NavList:
A Community Devoted to the Preservation and Practice of Celestial Navigation and Other Methods of Traditional Wayfinding
From: Frank Reed
Date: 2017 Jun 8, 12:37 -0700
This video has been making the social media rounds. The images are actual photographs taken recently by the Juno spacecraft orbiting Jupiter. But there is, as always, some image processing. As explained in an article at wired.com, thousands of individual images were mapped onto a spheroidal model of Jupiter, and then the model was animated and turned into a video. Note also that the colors and contrast are much more intense than the real Jupiter, but that is also arguably true of photos of the Earth from space. Juno is an interesting experiment in private image-processing.
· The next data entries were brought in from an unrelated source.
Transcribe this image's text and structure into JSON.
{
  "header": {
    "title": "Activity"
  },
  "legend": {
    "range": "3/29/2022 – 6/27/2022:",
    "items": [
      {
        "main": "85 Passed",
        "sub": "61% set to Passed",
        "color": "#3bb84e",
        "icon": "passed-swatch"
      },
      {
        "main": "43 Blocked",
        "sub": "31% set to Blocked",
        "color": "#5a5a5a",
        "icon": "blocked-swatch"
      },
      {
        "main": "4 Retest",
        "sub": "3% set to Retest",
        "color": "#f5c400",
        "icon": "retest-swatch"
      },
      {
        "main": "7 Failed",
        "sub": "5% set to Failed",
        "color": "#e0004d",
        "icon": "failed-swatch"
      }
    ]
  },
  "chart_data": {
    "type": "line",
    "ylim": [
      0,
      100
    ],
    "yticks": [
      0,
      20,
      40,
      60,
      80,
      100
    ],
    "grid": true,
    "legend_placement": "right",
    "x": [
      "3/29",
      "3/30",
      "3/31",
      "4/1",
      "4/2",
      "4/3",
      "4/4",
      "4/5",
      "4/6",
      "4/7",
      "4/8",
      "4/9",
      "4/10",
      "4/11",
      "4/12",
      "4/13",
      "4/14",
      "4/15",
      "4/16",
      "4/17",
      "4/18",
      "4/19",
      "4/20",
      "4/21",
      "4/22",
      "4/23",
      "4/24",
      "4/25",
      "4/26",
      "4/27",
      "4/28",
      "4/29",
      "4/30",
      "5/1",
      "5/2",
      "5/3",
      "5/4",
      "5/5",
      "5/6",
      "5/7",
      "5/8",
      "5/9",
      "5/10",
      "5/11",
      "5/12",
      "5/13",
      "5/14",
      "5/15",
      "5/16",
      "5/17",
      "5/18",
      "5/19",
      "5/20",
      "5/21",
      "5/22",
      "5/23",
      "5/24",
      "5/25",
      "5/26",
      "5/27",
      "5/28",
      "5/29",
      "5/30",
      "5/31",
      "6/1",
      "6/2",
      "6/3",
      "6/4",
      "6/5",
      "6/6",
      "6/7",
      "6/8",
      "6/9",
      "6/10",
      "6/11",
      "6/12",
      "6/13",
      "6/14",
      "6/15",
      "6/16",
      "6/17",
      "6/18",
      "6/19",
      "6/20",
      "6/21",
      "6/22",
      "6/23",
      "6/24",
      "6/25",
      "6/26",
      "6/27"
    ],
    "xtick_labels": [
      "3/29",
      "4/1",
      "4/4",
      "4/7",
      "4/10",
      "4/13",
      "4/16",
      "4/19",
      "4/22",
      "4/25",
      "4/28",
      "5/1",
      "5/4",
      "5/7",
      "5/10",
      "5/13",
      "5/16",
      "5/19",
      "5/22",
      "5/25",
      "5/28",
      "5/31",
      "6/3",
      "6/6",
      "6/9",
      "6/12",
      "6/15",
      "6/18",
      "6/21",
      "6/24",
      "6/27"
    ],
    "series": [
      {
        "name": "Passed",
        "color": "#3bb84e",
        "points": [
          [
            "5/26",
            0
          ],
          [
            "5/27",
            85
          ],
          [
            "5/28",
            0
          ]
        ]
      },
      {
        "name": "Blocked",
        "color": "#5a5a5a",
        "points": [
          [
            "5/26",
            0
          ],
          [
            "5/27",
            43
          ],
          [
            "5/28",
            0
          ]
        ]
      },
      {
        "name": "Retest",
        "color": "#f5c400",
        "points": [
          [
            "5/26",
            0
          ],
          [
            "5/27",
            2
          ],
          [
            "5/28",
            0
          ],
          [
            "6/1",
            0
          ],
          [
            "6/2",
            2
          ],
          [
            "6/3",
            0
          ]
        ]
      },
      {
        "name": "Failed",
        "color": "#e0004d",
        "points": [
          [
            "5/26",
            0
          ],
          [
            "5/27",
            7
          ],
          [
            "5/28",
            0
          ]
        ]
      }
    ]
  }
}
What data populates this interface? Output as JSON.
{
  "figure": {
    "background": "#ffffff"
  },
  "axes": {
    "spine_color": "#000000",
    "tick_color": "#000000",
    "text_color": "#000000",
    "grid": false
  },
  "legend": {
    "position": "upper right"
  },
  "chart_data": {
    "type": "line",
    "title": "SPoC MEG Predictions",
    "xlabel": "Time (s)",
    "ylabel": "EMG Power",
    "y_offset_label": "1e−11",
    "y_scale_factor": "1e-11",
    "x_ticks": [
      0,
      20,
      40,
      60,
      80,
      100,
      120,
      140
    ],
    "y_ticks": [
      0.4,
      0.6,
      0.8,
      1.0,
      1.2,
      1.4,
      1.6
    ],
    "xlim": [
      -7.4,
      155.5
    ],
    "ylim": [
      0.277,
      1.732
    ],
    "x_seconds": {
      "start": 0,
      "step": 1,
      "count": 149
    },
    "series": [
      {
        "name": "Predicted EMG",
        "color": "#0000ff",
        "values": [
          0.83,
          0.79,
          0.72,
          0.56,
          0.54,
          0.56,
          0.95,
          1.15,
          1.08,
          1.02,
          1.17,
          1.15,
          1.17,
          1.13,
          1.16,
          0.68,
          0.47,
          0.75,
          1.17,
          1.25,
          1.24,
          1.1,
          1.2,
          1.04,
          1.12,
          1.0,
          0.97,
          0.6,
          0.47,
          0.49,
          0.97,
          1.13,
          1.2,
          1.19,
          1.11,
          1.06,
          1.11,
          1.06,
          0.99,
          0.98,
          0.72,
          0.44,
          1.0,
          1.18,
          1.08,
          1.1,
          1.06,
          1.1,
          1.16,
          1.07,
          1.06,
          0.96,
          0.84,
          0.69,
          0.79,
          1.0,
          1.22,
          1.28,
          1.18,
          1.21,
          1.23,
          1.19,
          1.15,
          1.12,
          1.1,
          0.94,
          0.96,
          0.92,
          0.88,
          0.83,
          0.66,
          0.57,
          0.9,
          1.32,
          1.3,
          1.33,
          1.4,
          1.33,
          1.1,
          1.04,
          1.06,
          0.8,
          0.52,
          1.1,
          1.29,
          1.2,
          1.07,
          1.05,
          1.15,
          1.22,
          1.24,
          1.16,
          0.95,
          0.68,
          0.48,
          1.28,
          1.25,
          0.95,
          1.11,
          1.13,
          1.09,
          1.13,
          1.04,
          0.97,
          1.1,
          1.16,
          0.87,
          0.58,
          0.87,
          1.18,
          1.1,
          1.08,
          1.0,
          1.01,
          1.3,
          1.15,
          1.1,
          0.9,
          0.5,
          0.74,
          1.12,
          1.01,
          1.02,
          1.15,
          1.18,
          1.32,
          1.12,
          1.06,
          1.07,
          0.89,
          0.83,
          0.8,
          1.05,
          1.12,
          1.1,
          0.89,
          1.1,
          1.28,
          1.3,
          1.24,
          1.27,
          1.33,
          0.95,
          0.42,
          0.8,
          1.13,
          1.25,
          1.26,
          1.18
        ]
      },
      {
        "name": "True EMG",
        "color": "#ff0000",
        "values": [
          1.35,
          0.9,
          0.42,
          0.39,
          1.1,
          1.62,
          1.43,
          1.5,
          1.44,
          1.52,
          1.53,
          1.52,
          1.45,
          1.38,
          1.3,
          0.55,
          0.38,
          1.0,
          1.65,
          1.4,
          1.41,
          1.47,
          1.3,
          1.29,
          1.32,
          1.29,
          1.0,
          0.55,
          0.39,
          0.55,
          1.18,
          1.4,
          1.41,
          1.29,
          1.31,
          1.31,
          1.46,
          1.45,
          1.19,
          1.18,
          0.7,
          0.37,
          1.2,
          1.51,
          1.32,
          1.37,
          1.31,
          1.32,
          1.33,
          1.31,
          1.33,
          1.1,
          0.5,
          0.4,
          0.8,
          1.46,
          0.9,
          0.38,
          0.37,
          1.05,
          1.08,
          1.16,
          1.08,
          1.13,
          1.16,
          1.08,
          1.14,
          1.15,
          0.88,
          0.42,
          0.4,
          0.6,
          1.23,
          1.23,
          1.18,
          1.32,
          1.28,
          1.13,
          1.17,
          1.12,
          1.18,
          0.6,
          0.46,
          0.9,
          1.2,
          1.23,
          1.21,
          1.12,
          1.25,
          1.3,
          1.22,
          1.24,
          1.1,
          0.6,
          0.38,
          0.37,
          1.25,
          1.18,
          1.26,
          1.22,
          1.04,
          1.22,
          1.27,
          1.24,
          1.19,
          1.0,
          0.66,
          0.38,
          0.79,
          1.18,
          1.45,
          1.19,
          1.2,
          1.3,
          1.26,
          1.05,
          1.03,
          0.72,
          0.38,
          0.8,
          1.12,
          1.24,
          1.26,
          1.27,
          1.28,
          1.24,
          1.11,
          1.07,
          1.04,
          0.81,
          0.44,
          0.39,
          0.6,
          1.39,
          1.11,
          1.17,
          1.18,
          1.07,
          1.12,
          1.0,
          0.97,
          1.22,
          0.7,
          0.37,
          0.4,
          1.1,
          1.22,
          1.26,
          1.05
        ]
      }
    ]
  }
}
The Juno mission team has specifically left the process of image-enhancement open to citizens, amateur photo-analysts, or more loosely "the internet".
So is it real or not? Yes and no. That is also true of nearly every astronomical photo you have ever seen. A time-exposure of a galaxy or a nebula does not represent what the human eye would see at any range. It's interesting to ask 'what would Jupiter really look like if human eyes could see it from the vantage point of Juno?'. And yet human eyes could never do that. The radiation belts around Jupiter are so intense that a human being would die in just seconds unless wrapped in many meters of dense shielding --which would tend to spoil the view!